Final Exam Sample Questions

The final for 8751 will be comprehensive and out of 300 points. The format of the final will be 6 or 7 pages similar to the midterms, where the first page will have 5 definitions and the remaining pages will each have to questions.

There will be between 170 and 220 points of questions covering material from the first two midterms (sample questions can be found at these links):

Additional sample questions for the remaining material covered:

Sample questions from class lecture:

1. Briefly define the following terms:

   Market Basket

   Itemset

   The Apriori Properties

2. How does the Apriori algorithm learn an association rule (give the
    algorithm)?  Give two examples of ways to speedup this algorithm.
    Show an example of how the algorithm works.
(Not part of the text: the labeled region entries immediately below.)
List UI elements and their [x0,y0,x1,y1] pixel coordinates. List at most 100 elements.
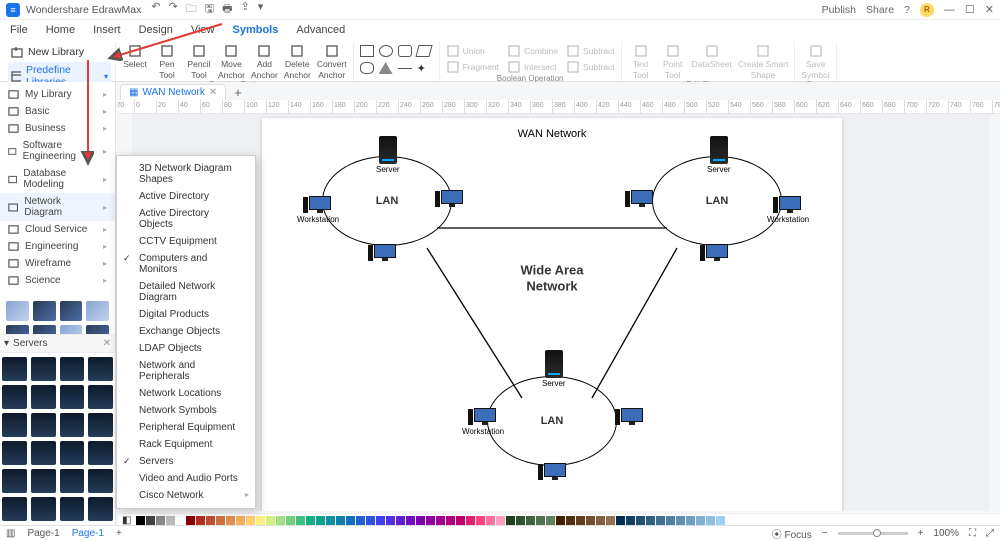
server-thumbnail[interactable] [88,497,113,521]
server-thumbnail[interactable] [60,385,85,409]
color-swatch[interactable] [136,516,145,525]
category-wireframe[interactable]: Wireframe▸ [0,255,115,272]
close-icon[interactable]: ✕ [985,3,994,16]
color-swatch[interactable] [296,516,305,525]
color-swatch[interactable] [326,516,335,525]
server-thumbnail[interactable] [31,441,56,465]
qat-export-icon[interactable]: ⇪ [241,0,250,19]
color-swatch[interactable] [566,516,575,525]
user-avatar[interactable]: R [920,3,934,17]
share-button[interactable]: Share [866,4,894,16]
fullscreen-icon[interactable]: ⤢ [986,528,994,539]
server-thumbnail[interactable] [2,413,27,437]
shape-grid[interactable]: ✦ [360,42,433,76]
shape-thumbnail[interactable] [86,301,109,321]
server-thumbnail[interactable] [60,469,85,493]
qat-save-icon[interactable]: 🖫 [205,0,214,19]
color-swatch[interactable] [426,516,435,525]
fit-page-icon[interactable]: ⛶ [969,528,976,539]
category-network-diagram[interactable]: Network Diagram▸ [0,193,115,221]
category-database-modeling[interactable]: Database Modeling▸ [0,165,115,193]
color-swatch[interactable] [626,516,635,525]
status-page-tab[interactable]: Page-1 [72,528,104,539]
zoom-in-icon[interactable]: + [918,528,924,539]
server-thumbnail[interactable] [2,497,27,521]
color-swatch[interactable] [596,516,605,525]
server-thumbnail[interactable] [2,385,27,409]
server-thumbnail[interactable] [2,469,27,493]
submenu-exchange-objects[interactable]: Exchange Objects [117,323,255,340]
color-swatch[interactable] [156,516,165,525]
color-swatch[interactable] [556,516,565,525]
server-node-1[interactable]: Server [376,136,400,174]
category-my-library[interactable]: My Library▸ [0,86,115,103]
maximize-icon[interactable]: ☐ [965,3,975,16]
server-thumbnail[interactable] [88,469,113,493]
color-swatch[interactable] [366,516,375,525]
color-swatch[interactable] [206,516,215,525]
color-swatch[interactable] [696,516,705,525]
color-swatch[interactable] [666,516,675,525]
color-swatch[interactable] [266,516,275,525]
server-thumbnail[interactable] [31,385,56,409]
workstation-node[interactable] [437,190,463,208]
server-thumbnail[interactable] [88,413,113,437]
color-swatch[interactable] [536,516,545,525]
color-swatch[interactable] [166,516,175,525]
submenu-active-directory[interactable]: Active Directory [117,188,255,205]
workstation-node[interactable]: Workstation [767,196,809,224]
category-science[interactable]: Science▸ [0,272,115,289]
color-swatch[interactable] [346,516,355,525]
submenu-cisco-network[interactable]: Cisco Network▸ [117,487,255,504]
qat-open-icon[interactable]: 🗀 [186,0,197,19]
server-thumbnail[interactable] [31,357,56,381]
submenu-servers[interactable]: Servers [117,453,255,470]
server-thumbnail[interactable] [31,497,56,521]
category-business[interactable]: Business▸ [0,120,115,137]
new-library-button[interactable]: New Library [8,44,111,60]
menu-insert[interactable]: Insert [93,24,121,36]
zoom-value[interactable]: 100% [933,528,959,539]
color-swatch[interactable] [286,516,295,525]
color-swatch[interactable] [196,516,205,525]
server-thumbnail[interactable] [2,441,27,465]
color-swatch[interactable] [406,516,415,525]
server-thumbnail[interactable] [88,441,113,465]
color-swatch[interactable] [186,516,195,525]
color-swatch[interactable] [616,516,625,525]
color-swatch[interactable] [306,516,315,525]
submenu-digital-products[interactable]: Digital Products [117,306,255,323]
lan-oval-3[interactable]: LAN [487,376,617,466]
color-swatch[interactable] [686,516,695,525]
color-swatch[interactable] [276,516,285,525]
color-swatch[interactable] [146,516,155,525]
submenu-network-symbols[interactable]: Network Symbols [117,402,255,419]
color-swatch[interactable] [656,516,665,525]
category-basic[interactable]: Basic▸ [0,103,115,120]
select-button[interactable]: Select [122,44,148,69]
server-thumbnail[interactable] [60,441,85,465]
menu-advanced[interactable]: Advanced [296,24,345,36]
workstation-node[interactable] [627,190,653,208]
color-swatch[interactable] [526,516,535,525]
submenu-rack-equipment[interactable]: Rack Equipment [117,436,255,453]
server-thumbnail[interactable] [88,357,113,381]
color-swatch[interactable] [396,516,405,525]
color-swatch[interactable] [586,516,595,525]
qat-print-icon[interactable]: 🖶 [222,0,232,19]
color-swatch[interactable] [676,516,685,525]
color-swatch[interactable] [446,516,455,525]
menu-symbols[interactable]: Symbols [233,24,279,36]
move-anchorbutton[interactable]: MoveAnchor [218,44,245,80]
help-icon[interactable]: ? [904,4,910,16]
focus-mode-button[interactable]: ⦿ Focus [772,526,812,541]
publish-button[interactable]: Publish [822,4,856,16]
server-node-2[interactable]: Server [707,136,731,174]
server-thumbnail[interactable] [60,357,85,381]
color-swatch[interactable] [606,516,615,525]
category-cloud-service[interactable]: Cloud Service▸ [0,221,115,238]
submenu-video-and-audio-ports[interactable]: Video and Audio Ports [117,470,255,487]
server-thumbnail[interactable] [60,497,85,521]
page-indicator-icon[interactable]: ▥ [6,528,15,539]
shape-thumbnail[interactable] [6,301,29,321]
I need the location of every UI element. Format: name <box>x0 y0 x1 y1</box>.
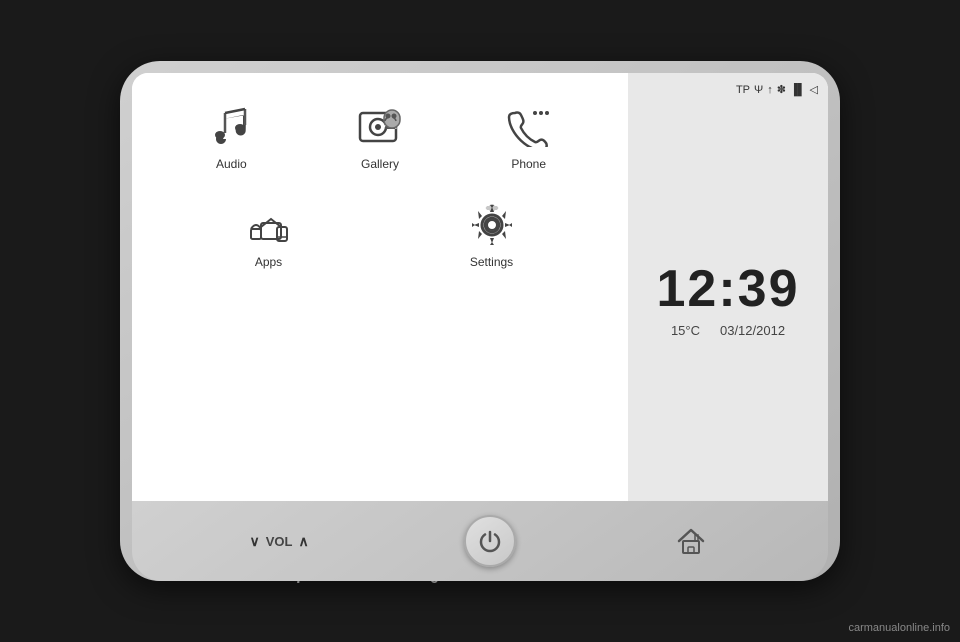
gallery-label: Gallery <box>361 157 399 171</box>
audio-app[interactable]: Audio <box>157 93 306 181</box>
settings-label: Settings <box>470 255 513 269</box>
apps-icon <box>245 201 293 249</box>
power-icon <box>478 529 502 553</box>
bottom-controls: ∨ VOL ∧ <box>132 501 828 581</box>
app-grid-row1: Audio <box>157 93 603 181</box>
status-bar: TP Ψ ↑ ✽ ▐▌ ◁ <box>638 81 818 104</box>
volume-control: ∨ VOL ∧ <box>249 533 308 550</box>
temperature: 15°C <box>671 323 700 338</box>
clock-time: 12:39 <box>657 259 800 319</box>
clock-area: 12:39 15°C 03/12/2012 <box>638 104 818 493</box>
gallery-icon <box>356 103 404 151</box>
volume-icon: ◁ <box>810 83 818 96</box>
vol-up-button[interactable]: ∧ <box>298 533 308 550</box>
watermark: carmanualonline.info <box>848 622 950 634</box>
battery-icon: ▐▌ <box>790 84 806 96</box>
screen: Audio <box>132 73 828 501</box>
screen-left: Audio <box>132 73 628 501</box>
power-button[interactable] <box>464 515 516 567</box>
phone-icon <box>505 103 553 151</box>
signal-icon: Ψ <box>754 84 763 96</box>
device-body: Audio <box>120 61 840 581</box>
settings-app[interactable]: Settings <box>380 191 603 279</box>
gallery-app[interactable]: Gallery <box>306 93 455 181</box>
vol-label: VOL <box>266 534 293 549</box>
apps-label: Apps <box>255 255 282 269</box>
bluetooth-icon: ✽ <box>777 83 786 96</box>
mic-icon: ↑ <box>767 84 773 96</box>
phone-label: Phone <box>511 157 546 171</box>
vol-down-button[interactable]: ∨ <box>249 533 259 550</box>
screen-right: TP Ψ ↑ ✽ ▐▌ ◁ 12:39 15°C 03/12/2012 <box>628 73 828 501</box>
home-button[interactable] <box>671 521 711 561</box>
settings-icon <box>468 201 516 249</box>
audio-icon <box>207 103 255 151</box>
date: 03/12/2012 <box>720 323 785 338</box>
tp-status: TP <box>736 84 750 96</box>
app-grid-row2: Apps <box>157 191 603 279</box>
clock-info: 15°C 03/12/2012 <box>671 323 785 338</box>
audio-label: Audio <box>216 157 247 171</box>
apps-app[interactable]: Apps <box>157 191 380 279</box>
phone-app[interactable]: Phone <box>454 93 603 181</box>
home-icon <box>675 525 707 557</box>
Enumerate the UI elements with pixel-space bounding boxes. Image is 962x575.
Questions from student presentations (the questions regarding students
presentations will be limited to this set):

3. What is a loss function?  Give examples of three loss functions to use
   in hierarchical classification.  What are the strengths and weaknesses
   of these functions?

4. How does cancer prognosis and prediction learning differ from cancer
   diagnosis and detection learning?  What aspects of the former problem(s)
   make these tasks harder than the latter tasks?

5. The NEAT system uses genetic algorithms to evolve a network, explain how
   this works (especially how mutation might work).  How does the Whiteson
   and Stone method alter the original NEAT system?

6. One approach to filtering spam involves compression models.  Explain
   how this method works.  How does the resulting system determine if a new
   message is spam or not?  How does this method adapt over time?

7. Tao et al. (2007) propose a method for generating new GO terms for
   annotating genes based on a KNN approach.  How does their method work
   (especially, how is similarity calculated in their method)?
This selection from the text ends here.